After dinner in Tartus, Radwan took me to a place he described as a public room, a place for men to socialize. It looked like a rather basically furnished bar, though being in a predominantly Muslim country, the venue sold no alcohol. Circular wooden tables covered in worn blue cloth sat on a tiled floor with solid wooden chairs. A jumble of disused furniture was piled in one corner. The walls were primarily wooden lattice, and the ceiling was painted white. A bulky, old-fashioned television set hung on one wall; a portrait-style photograph of the President gazed down benevolently from another. A few other men sat around, two, three, or four to a table, chatting quietly in Arabic and drinking water or tea.
Radwan sat to my left. Between us was a shisha pipe. It was an odd wooden and brass contraption. I grabbed the yellow and black striped tube nervously and lifted the straw to my mouth. As an ex-smoker, I had some concerns about trying nicotine again after a ten-year absence — but hey, when in Syria…

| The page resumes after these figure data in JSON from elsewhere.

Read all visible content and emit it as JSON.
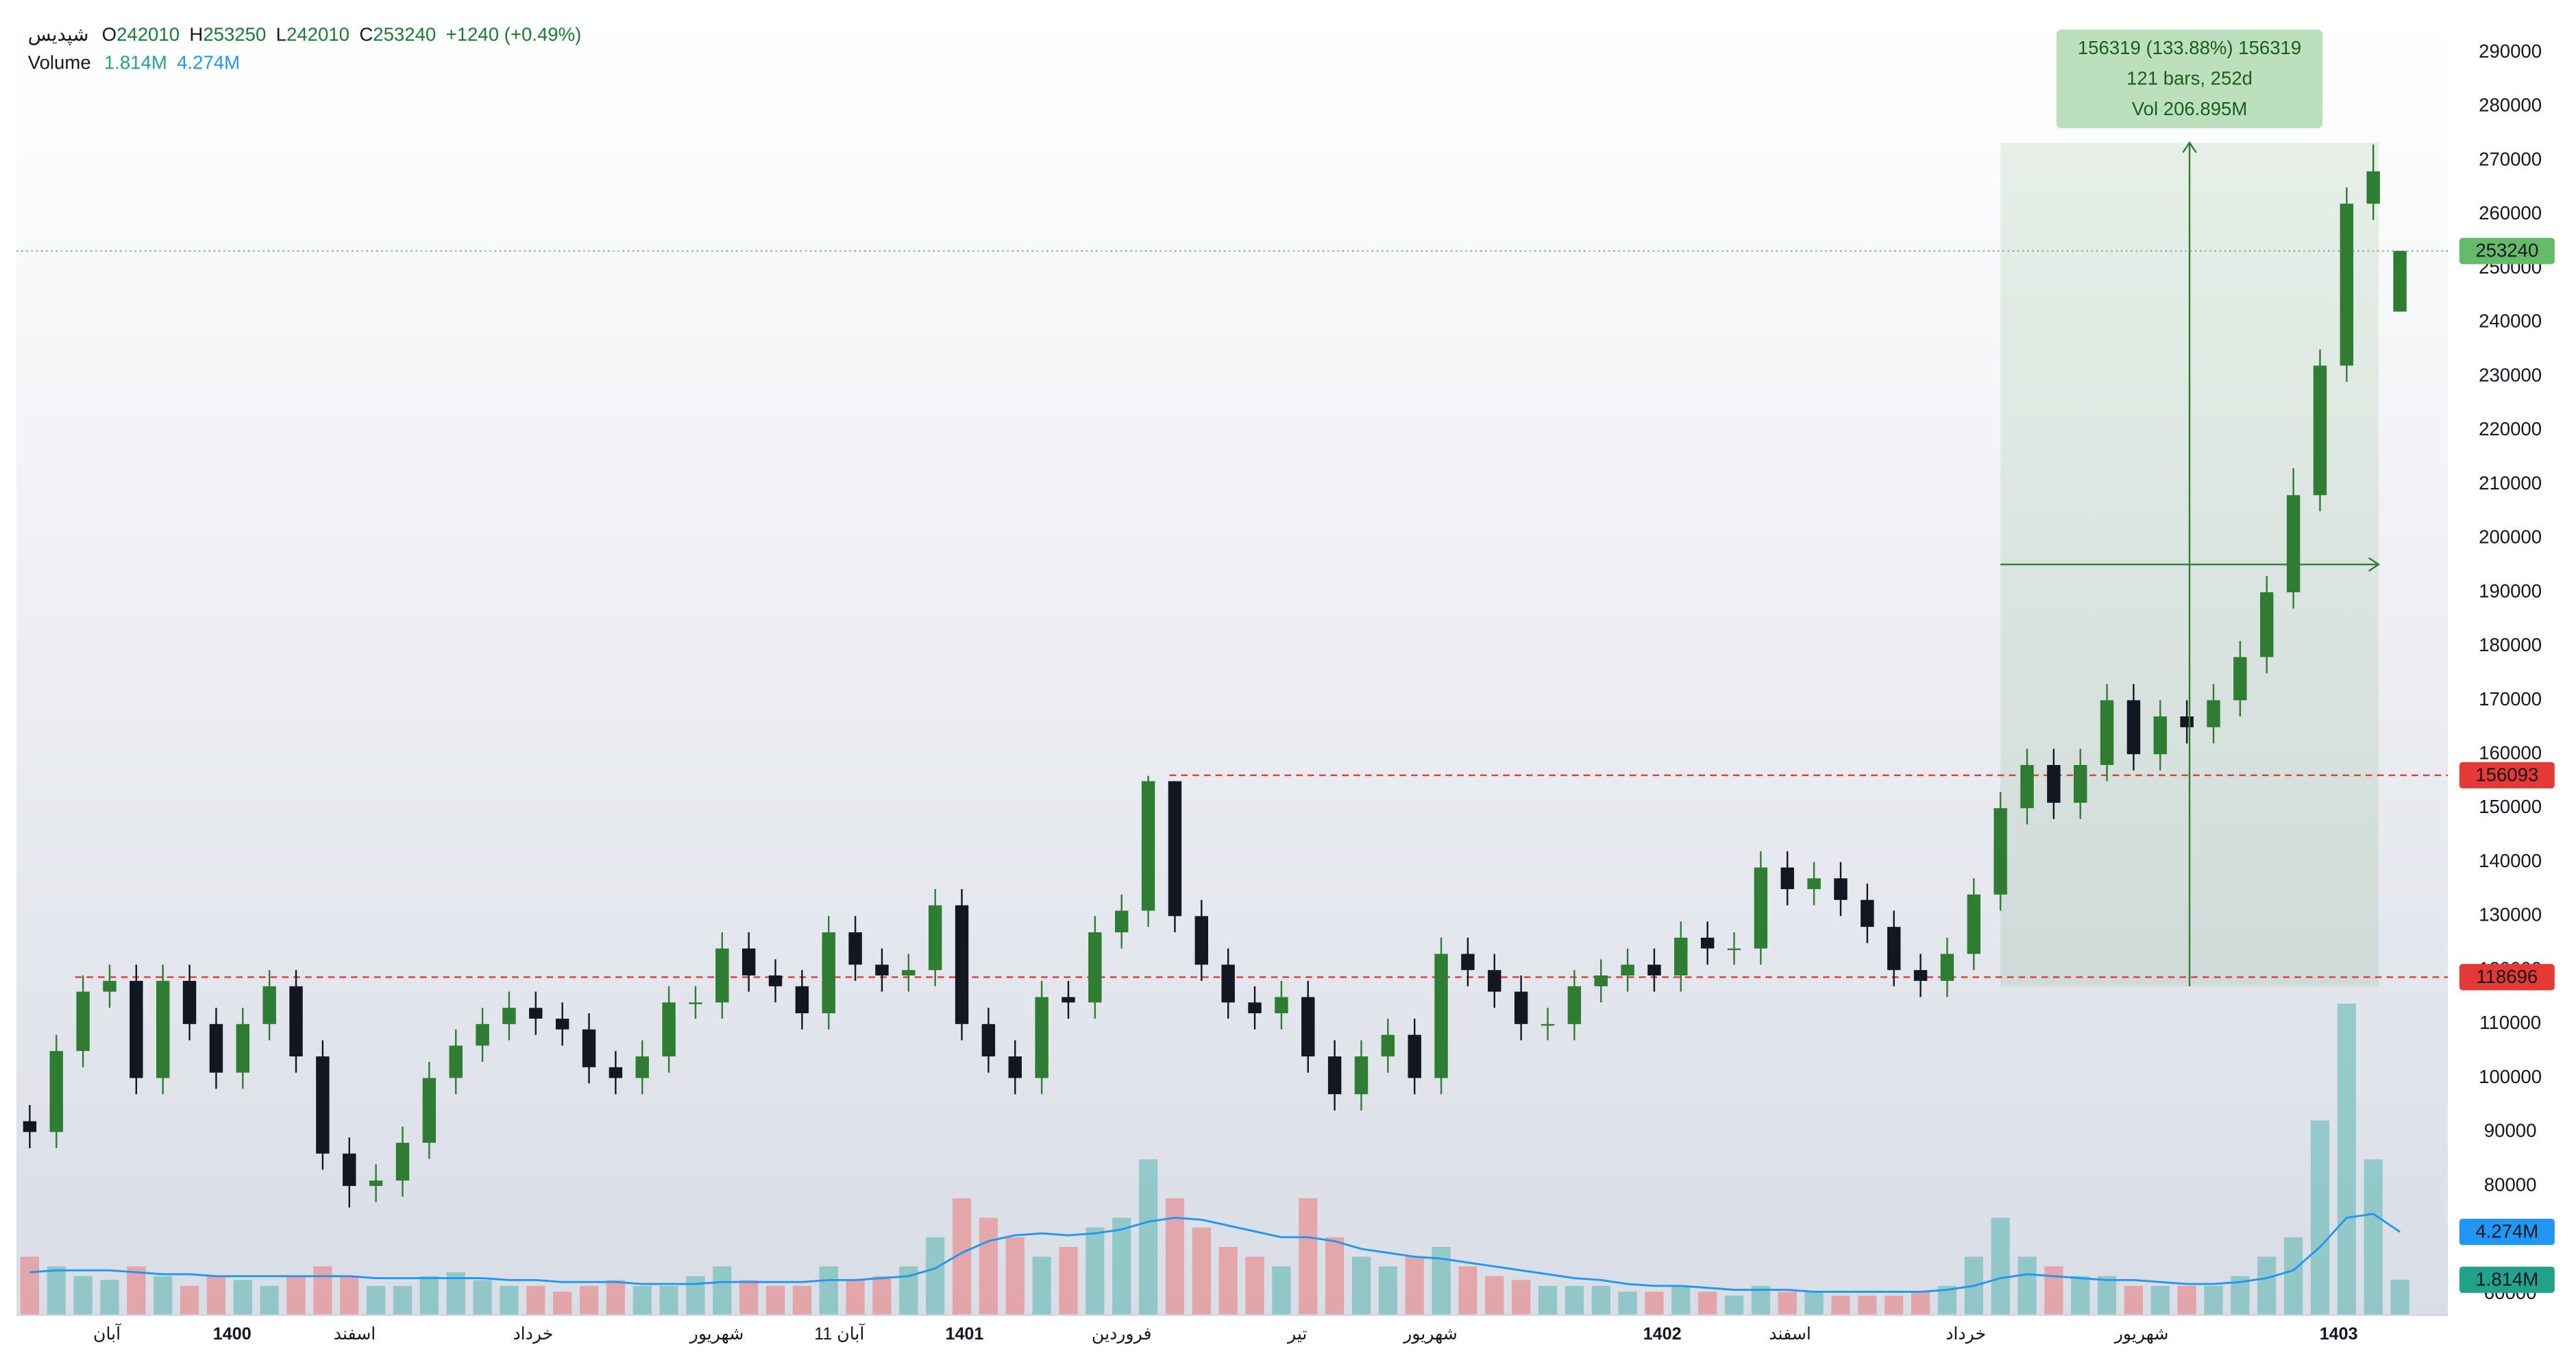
{
  "chart_data": {
    "type": "candlestick",
    "symbol": "شپدیس",
    "legend_keys": [
      "O",
      "H",
      "L",
      "C"
    ],
    "change_label": "+1240 (+0.49%)",
    "volume_title": "Volume",
    "xlim": [
      0,
      91.3
    ],
    "ylim": [
      56068,
      296700
    ],
    "yticks": [
      60000,
      70000,
      80000,
      90000,
      100000,
      110000,
      120000,
      130000,
      140000,
      150000,
      160000,
      170000,
      180000,
      190000,
      200000,
      210000,
      220000,
      230000,
      240000,
      250000,
      260000,
      270000,
      280000,
      290000
    ],
    "xticks": [
      {
        "value": 3.4,
        "label": "آبان"
      },
      {
        "value": 8.1,
        "label": "1400"
      },
      {
        "value": 12.7,
        "label": "اسفند"
      },
      {
        "value": 19.4,
        "label": "خرداد"
      },
      {
        "value": 26.3,
        "label": "شهریور"
      },
      {
        "value": 30.9,
        "label": "آبان 11"
      },
      {
        "value": 35.6,
        "label": "1401"
      },
      {
        "value": 41.5,
        "label": "فروردین"
      },
      {
        "value": 48.1,
        "label": "تیر"
      },
      {
        "value": 53.1,
        "label": "شهریور"
      },
      {
        "value": 61.8,
        "label": "1402"
      },
      {
        "value": 66.6,
        "label": "اسفند"
      },
      {
        "value": 73.2,
        "label": "خرداد"
      },
      {
        "value": 79.8,
        "label": "شهریور"
      },
      {
        "value": 87.2,
        "label": "1403"
      }
    ],
    "grid": false,
    "up_color": "#2e7d32",
    "down_color": "#131722",
    "open": [
      92000,
      90000,
      105000,
      116000,
      118000,
      100000,
      118000,
      110000,
      101000,
      110000,
      117000,
      104000,
      86000,
      80000,
      81000,
      88000,
      100000,
      106000,
      110000,
      113000,
      111000,
      109000,
      102000,
      100000,
      104000,
      114000,
      114000,
      124000,
      119000,
      117000,
      112000,
      127000,
      121000,
      119000,
      120000,
      132000,
      110000,
      104000,
      100000,
      115000,
      114000,
      127000,
      131000,
      155000,
      130000,
      121000,
      114000,
      112000,
      115000,
      104000,
      97000,
      104000,
      108000,
      100000,
      123000,
      120000,
      116000,
      110000,
      110000,
      117000,
      119000,
      121000,
      119000,
      126000,
      124000,
      124000,
      139000,
      135000,
      137000,
      133000,
      128000,
      120000,
      118000,
      123000,
      134000,
      150000,
      158000,
      151000,
      158000,
      170000,
      160000,
      167000,
      165000,
      170000,
      178000,
      190000,
      208000,
      232000,
      262000,
      242010
    ],
    "high": [
      95000,
      108000,
      119000,
      121000,
      121000,
      121000,
      121000,
      113000,
      113000,
      120000,
      120000,
      107000,
      89000,
      84000,
      91000,
      103000,
      109000,
      113000,
      116000,
      116000,
      114000,
      112000,
      105000,
      107000,
      117000,
      117000,
      127000,
      127000,
      122000,
      120000,
      130000,
      130000,
      124000,
      123000,
      135000,
      135000,
      113000,
      107000,
      118000,
      118000,
      130000,
      134000,
      156000,
      155000,
      133000,
      124000,
      117000,
      118000,
      118000,
      107000,
      107000,
      111000,
      111000,
      126000,
      126000,
      123000,
      119000,
      113000,
      120000,
      122000,
      124000,
      124000,
      129000,
      129000,
      127000,
      142000,
      142000,
      140000,
      140000,
      136000,
      131000,
      123000,
      126000,
      137000,
      153000,
      161000,
      161000,
      161000,
      173000,
      173000,
      170000,
      170000,
      173000,
      181000,
      193000,
      213000,
      235000,
      265000,
      273000,
      253250
    ],
    "low": [
      87000,
      87000,
      102000,
      113000,
      97000,
      97000,
      107000,
      98000,
      98000,
      107000,
      101000,
      83000,
      76000,
      77000,
      78000,
      85000,
      97000,
      103000,
      107000,
      108000,
      106000,
      99000,
      97000,
      97000,
      101000,
      111000,
      111000,
      116000,
      114000,
      109000,
      109000,
      118000,
      116000,
      116000,
      117000,
      107000,
      101000,
      97000,
      97000,
      111000,
      111000,
      124000,
      128000,
      127000,
      118000,
      111000,
      109000,
      109000,
      101000,
      94000,
      94000,
      101000,
      97000,
      97000,
      117000,
      113000,
      107000,
      107000,
      107000,
      114000,
      116000,
      116000,
      116000,
      121000,
      121000,
      121000,
      132000,
      132000,
      130000,
      125000,
      117000,
      115000,
      115000,
      120000,
      131000,
      147000,
      148000,
      148000,
      155000,
      157000,
      157000,
      162000,
      162000,
      167000,
      175000,
      187000,
      205000,
      229000,
      259000,
      242010
    ],
    "close": [
      90000,
      105000,
      116000,
      118000,
      100000,
      118000,
      110000,
      101000,
      110000,
      117000,
      104000,
      86000,
      80000,
      81000,
      88000,
      100000,
      106000,
      110000,
      113000,
      111000,
      109000,
      102000,
      100000,
      104000,
      114000,
      114000,
      124000,
      119000,
      117000,
      112000,
      127000,
      121000,
      119000,
      120000,
      132000,
      110000,
      104000,
      100000,
      115000,
      114000,
      127000,
      131000,
      155000,
      130000,
      121000,
      114000,
      112000,
      115000,
      104000,
      97000,
      104000,
      108000,
      100000,
      123000,
      120000,
      116000,
      110000,
      110000,
      117000,
      119000,
      121000,
      119000,
      126000,
      124000,
      124000,
      139000,
      135000,
      137000,
      133000,
      128000,
      120000,
      118000,
      123000,
      134000,
      150000,
      158000,
      151000,
      158000,
      170000,
      160000,
      167000,
      165000,
      170000,
      178000,
      190000,
      208000,
      232000,
      262000,
      268000,
      253240
    ],
    "last_price_color": "#66bb6a",
    "volume": {
      "values": [
        3,
        2.5,
        2,
        1.8,
        2.5,
        2,
        1.5,
        2,
        1.8,
        1.5,
        2,
        2.5,
        2,
        1.5,
        1.5,
        2,
        2.2,
        1.8,
        1.5,
        1.5,
        1.2,
        1.5,
        1.8,
        1.5,
        1.5,
        2,
        2.5,
        1.8,
        1.5,
        1.5,
        2.5,
        1.8,
        2,
        2.5,
        4,
        6,
        5,
        4,
        3,
        3.5,
        4.5,
        5,
        8,
        6,
        4.5,
        3.5,
        3,
        2.5,
        6,
        4,
        3,
        2.5,
        3,
        3.5,
        2.5,
        2,
        1.8,
        1.5,
        1.5,
        1.5,
        1.2,
        1.2,
        1.5,
        1.2,
        1,
        1.5,
        1.2,
        1.2,
        1,
        1,
        1,
        1.2,
        1.5,
        3,
        5,
        3,
        2.5,
        2,
        2,
        1.5,
        1.5,
        1.5,
        1.5,
        2,
        3,
        4,
        10,
        16,
        8,
        1.814
      ],
      "last_label": "1.814M",
      "ylim": [
        0,
        66.7
      ],
      "up_color": "#26a69a",
      "down_color": "#ef5350",
      "label_color": "#22a389"
    },
    "volume_ma": {
      "values": [
        2.2,
        2.3,
        2.3,
        2.3,
        2.2,
        2.1,
        2.1,
        2,
        2,
        2,
        2,
        2,
        2,
        1.9,
        1.9,
        1.9,
        1.9,
        1.9,
        1.8,
        1.8,
        1.7,
        1.7,
        1.7,
        1.6,
        1.6,
        1.6,
        1.7,
        1.7,
        1.7,
        1.7,
        1.8,
        1.8,
        1.9,
        2,
        2.4,
        3.2,
        3.8,
        4.1,
        4.2,
        4.1,
        4.2,
        4.4,
        4.8,
        5,
        4.9,
        4.6,
        4.3,
        4,
        4,
        3.8,
        3.4,
        3.2,
        3,
        2.9,
        2.7,
        2.5,
        2.3,
        2.1,
        1.9,
        1.8,
        1.6,
        1.5,
        1.5,
        1.4,
        1.3,
        1.3,
        1.3,
        1.2,
        1.2,
        1.2,
        1.2,
        1.2,
        1.3,
        1.5,
        1.9,
        2.1,
        2,
        1.9,
        1.8,
        1.8,
        1.7,
        1.6,
        1.6,
        1.7,
        1.9,
        2.3,
        3.5,
        5,
        5.2,
        4.274
      ],
      "last_label": "4.274M",
      "color": "#2196f3"
    },
    "hlines": {
      "lines": [
        {
          "value": 156093,
          "from": 43.3
        },
        {
          "value": 118696,
          "from": 2.2
        }
      ],
      "color": "#e53935"
    },
    "measure": {
      "from": 74.5,
      "to": 88.7,
      "low": 117000,
      "high": 273319,
      "labels": [
        "156319 (133.88%) 156319",
        "121 bars, 252d",
        "Vol 206.895M"
      ],
      "color": "#2e7d32"
    }
  }
}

Three small blocks of charcoal sat atop a sheet of perforated foil. Each time I inhaled, the dusty gray coal glowed orange as pleasant, fruit-flavored smoke entered my lungs, and the nicotine caused my heart to pound against my chest. I felt slightly queasy and light-headed as a long-forgotten high rushed through my body.
The waiter brought us a jug of tea. We drank from glass mugs, smoked, and talked about our countries. We spoke of our lives, our jobs, family homes, sons and daughters and grandchildren. Radwan was an educated man in his 50s with short gray hair and a neat mustache who spoke perfect English. Syrians are rightly renowned for their hospitality, and my guide was an excellent host.
Most people in Syria had two jobs, if not three, to make ends meet. Eight years of trouble and Western-imposed sanctions had taken their toll. But Radwan was shocked when I told him the cost of renting a small apartment in my hometown in the north-west of England.
As we spoke, two middle-aged men were playing chess at a table in the corner. One of them was enormous; the other was bigger still. Suddenly, the room echoed with the harsh sound of furniture scraping the floor. Voices were raised, and a fist slammed down on a table. Both men were standing now, shouting and pushing, face to face; the chess board was upturned, pieces skidding to the floor. The room fell silent. Radwan and I looked away, careful not to make eye contact. Eventually, a bystander persuaded one man to step outside and cool down.
After a time the chess game resumed, and the tension in the room began to fade. I was keen to have an early night in preparation for my stand-up paddleboarding adventure at Arwad the following day, so we finished our drinks and slowly wandered back to the Shahin Tower Hotel.
Stepping into the lobby, I could have been in any four-star hotel anywhere in the world.